2022.1.1
年頭所感:ランダムとは何か?

 ここ数年来のライフワーク・テーマである双対性だが、昨年は二人のこころ模様柔らかい力士とは?をアップロードすることが出来、自分にとっては大きな進捗があった。
二人のこころ模様では心の重さと柔らかさが異なる人間が出会った時のストレスを可視化してみたのだが、予想通りチリヂリの模様が出てきた。マンガで気まずい二人の間に描かれるモヤモヤである。
チリヂリという表現だが、規則性の反意語としてのランダムというニュアンスかもしれない。
また、"心のもつれ"というキーワードが頭の中にあったのでネット検索していたところ、"量子もつれ"という量子力学上の課題があることを知った。
おかげでそちらに大きな興味をそそられ、すっかりハマってしまった。量子力学は電子の挙動のような目に見えないミクロな分野なのだが、電子は自分自身が回転=スピンしながら運動するというモデルがあるものの、そのスピンの仕組みや向きが解明出来ておらず、ランダムな向きを持つという見方をするそうである。
このランダムだが、アインシュタインは亡くなるまでこの見方に異を唱え、"神はサイコロを振らない"という名言を残したそうだが、現時点では量子力学上のランダム性は覆っていないそうである。
そのような訳で昨年は、一見ランダムに見えるが実は規則性があるのではないか?という疑問が湧いていた次第である。

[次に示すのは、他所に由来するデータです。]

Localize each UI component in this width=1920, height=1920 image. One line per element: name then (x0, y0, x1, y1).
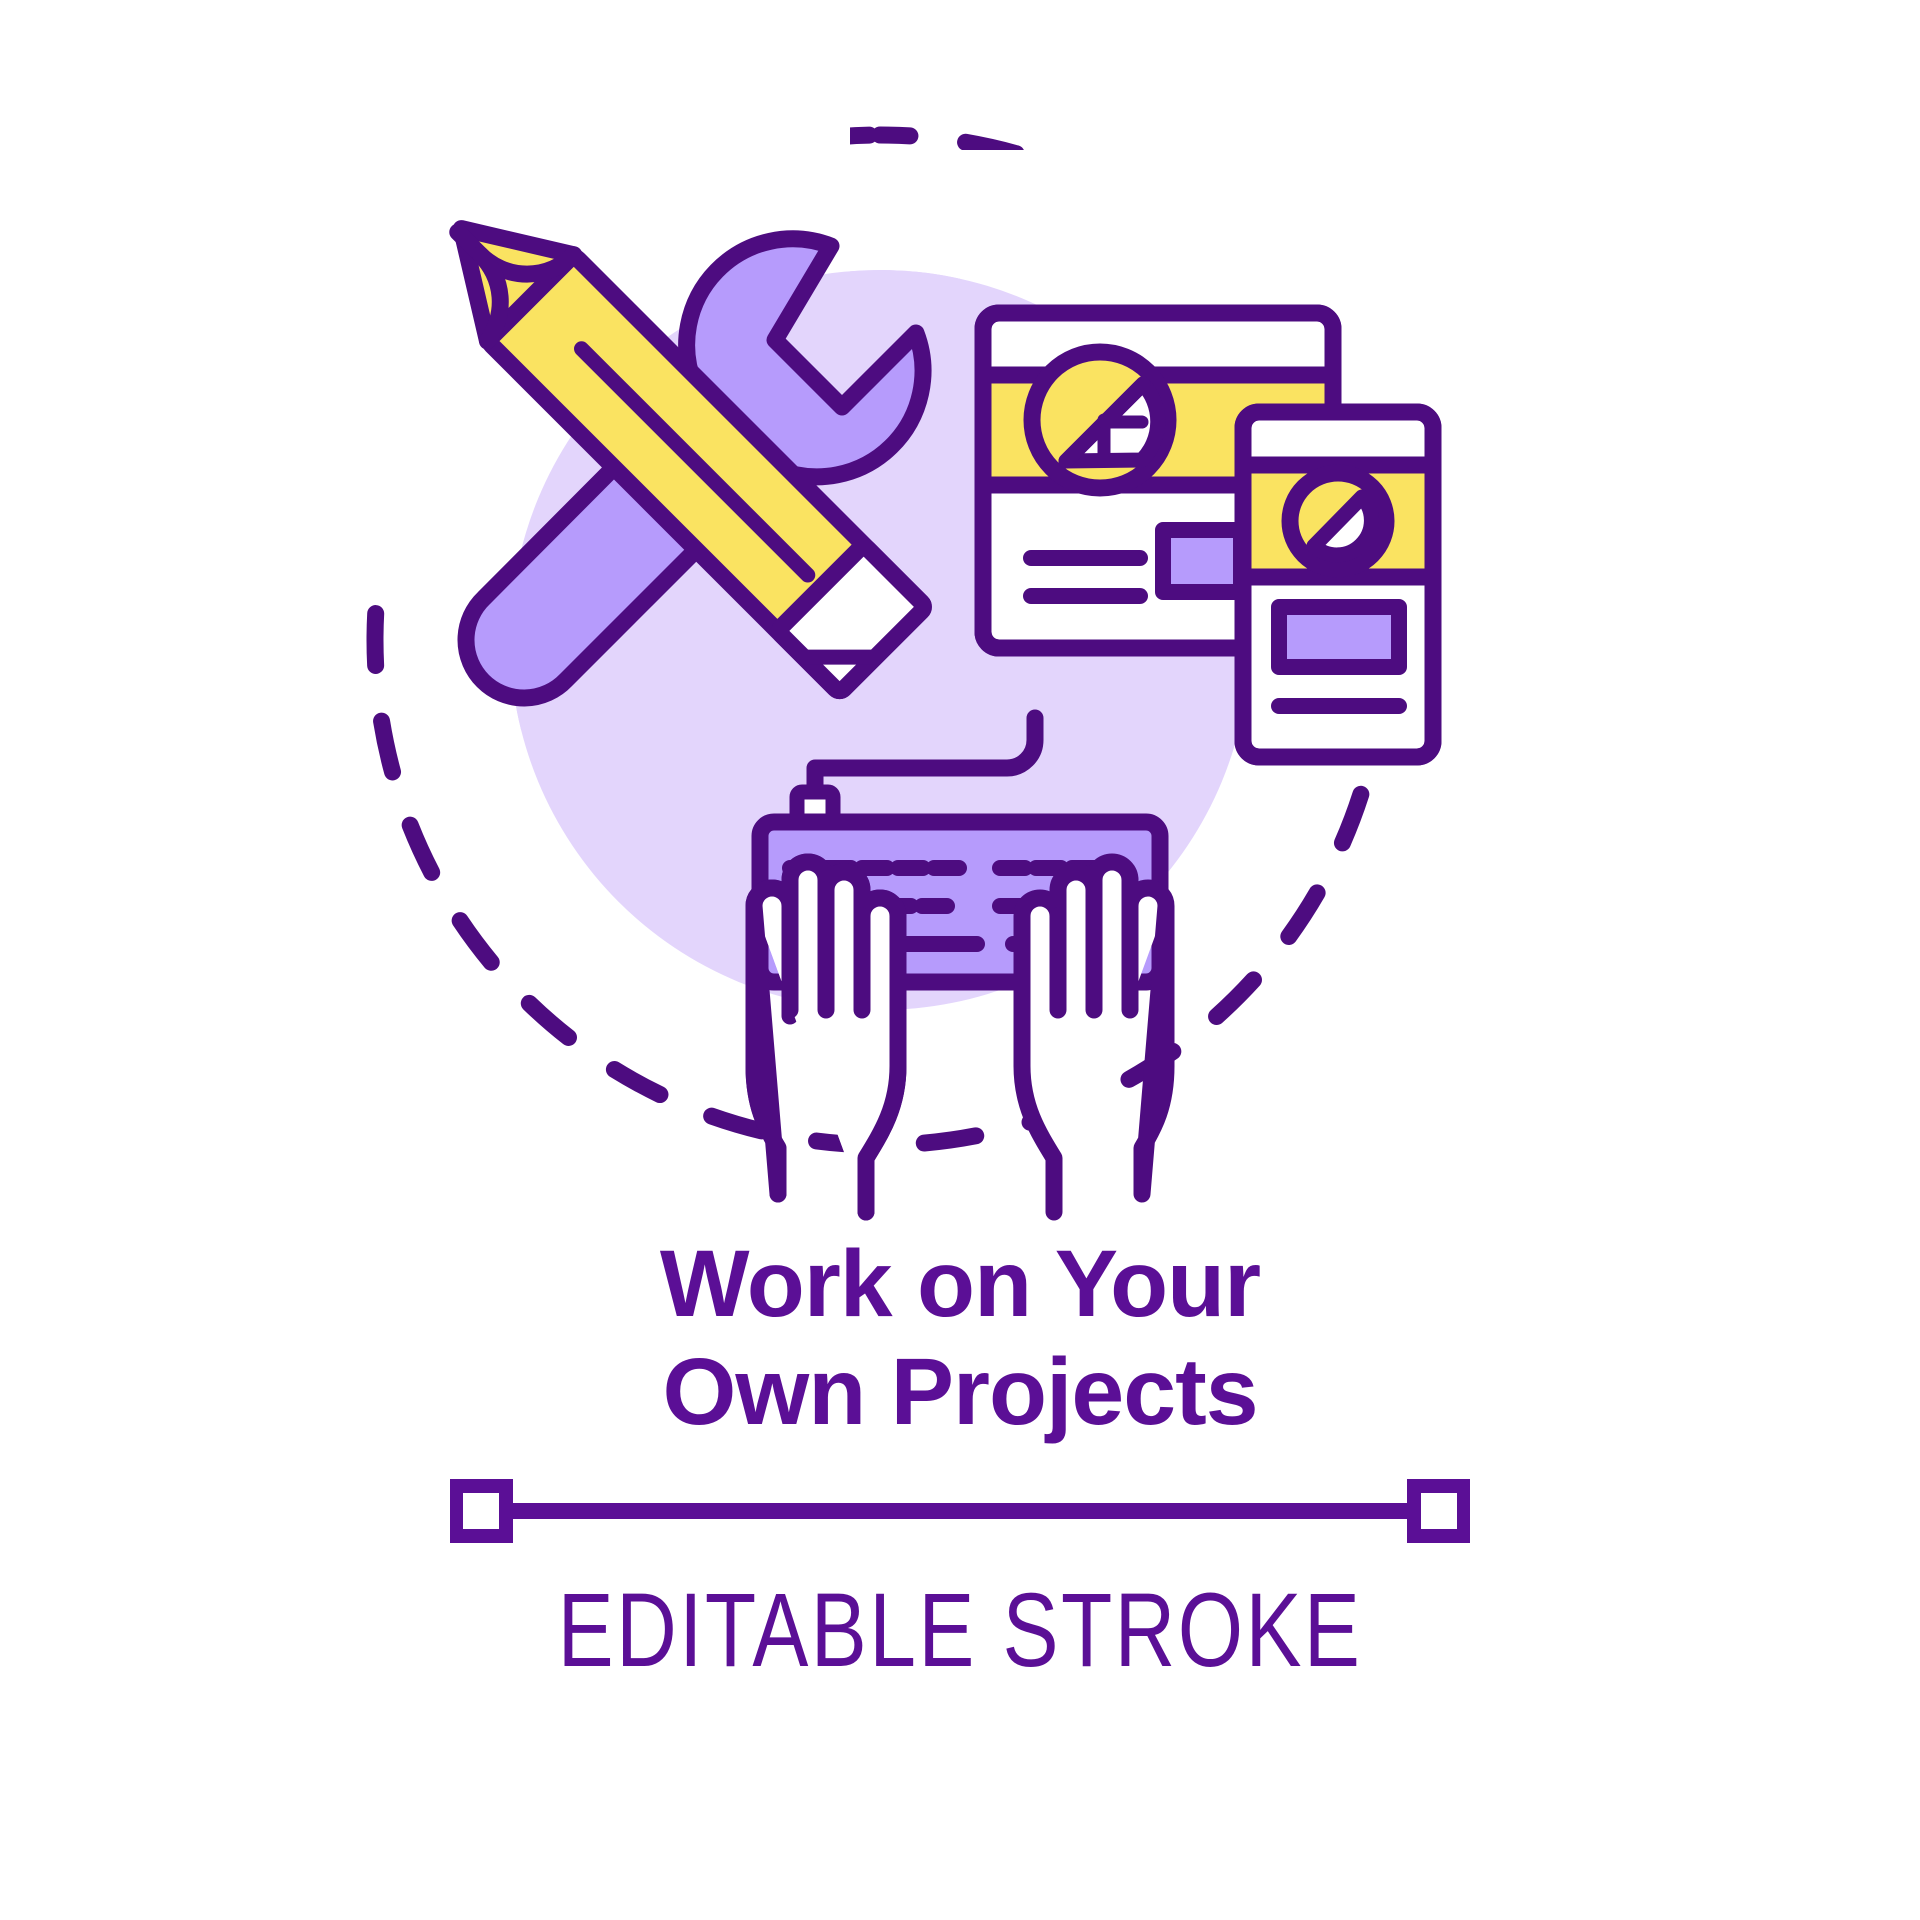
concept-icon-page: Work on Your Own Projects EDITABLE STROK… (0, 0, 1920, 1920)
divider-svg (450, 1476, 1470, 1546)
divider-handle-right[interactable] (1414, 1486, 1464, 1536)
phone-mockup (1243, 412, 1433, 757)
caption-block: Work on Your Own Projects EDITABLE STROK… (0, 1230, 1920, 1686)
page-title-line-2: Own Projects (0, 1338, 1920, 1446)
concept-illustration-svg (0, 0, 1920, 1230)
editable-stroke-label: EDITABLE STROKE (192, 1576, 1728, 1686)
divider-handle-left[interactable] (456, 1486, 506, 1536)
illustration-area (0, 0, 1920, 1230)
page-title-line-1: Work on Your (0, 1230, 1920, 1338)
editable-stroke-divider (0, 1446, 1920, 1576)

 まず、Fig.1を見て頂きたいのだが、一見ランダムに見える例である。
Fig.2はそれを遠くから俯瞰した全体像なのだが、フラクタル=部分と全体が相似の関係=自己相似という規則を使って計算したもので、縮尺の違う螺旋形のプロットの集合である。
Fig.1はFig.2をズームして見たという事なのだが、視野の中からデータの一部が欠落するとランダムに見えてしまうようである。
次にFig.3を見て頂きたいのだが、3段目左の模様はその上にある6種類の模様を重ね合わせた図である。3段目真ん中は色を全て白色に置き換えたものである。6種類はやはり螺旋形のプロットだが、重ね合わせるとランダムに見えてこないだろうか?
全ての波長=色の光を重ね合わせると白色=情報として価値が無くなるということを模したものである。
こうしたことはデータや情報の側に潜む性質なのだろうか? あるいは人間側に潜む錯覚? 私達はその場に都合の良いように見ていないだろうか?

 ランダムとは日本語で乱雑さと訳される場合もあるようだが、熱力学の分野では乱雑さの度合いを表すエントロピーなる物理量がある。
"君の机の中はエントロピーが高いんじゃない?"と言った使い方をすると、言われた本人は探し物を苦も無く見つけたりするので、エントロピーとは正しい物差しなのだろうか?と思ったりする。
イベント終演後の駅の混み具合のように規則性があると却って困るような場合、適度に乱雑であって欲しいような場合にはエントロピーの高さは意味があるのかもしれない。

 ここで思うのはやはり理性と感性の対である。
規則性が見える状態は理性的と言えるのかもしれない。そしてランダムに見えたり、何かのサインに見えるのは感性由来かもしれない。
筆者は最近、"ランダムという状態は存在しないのではないか?"と感じる事がある。
ランダムと言えば確率・統計なる学問が出てくる。 そのデータの採り方はランダム・サンプリング=無作為抽出が大前提だが、社会の中に暮らしているとそれはなかなか難しいようである。
規則性があるものを知らず知らずのうちに統計処理していないだろうか?
今年はこの辺りを注意してみようと思う次第である。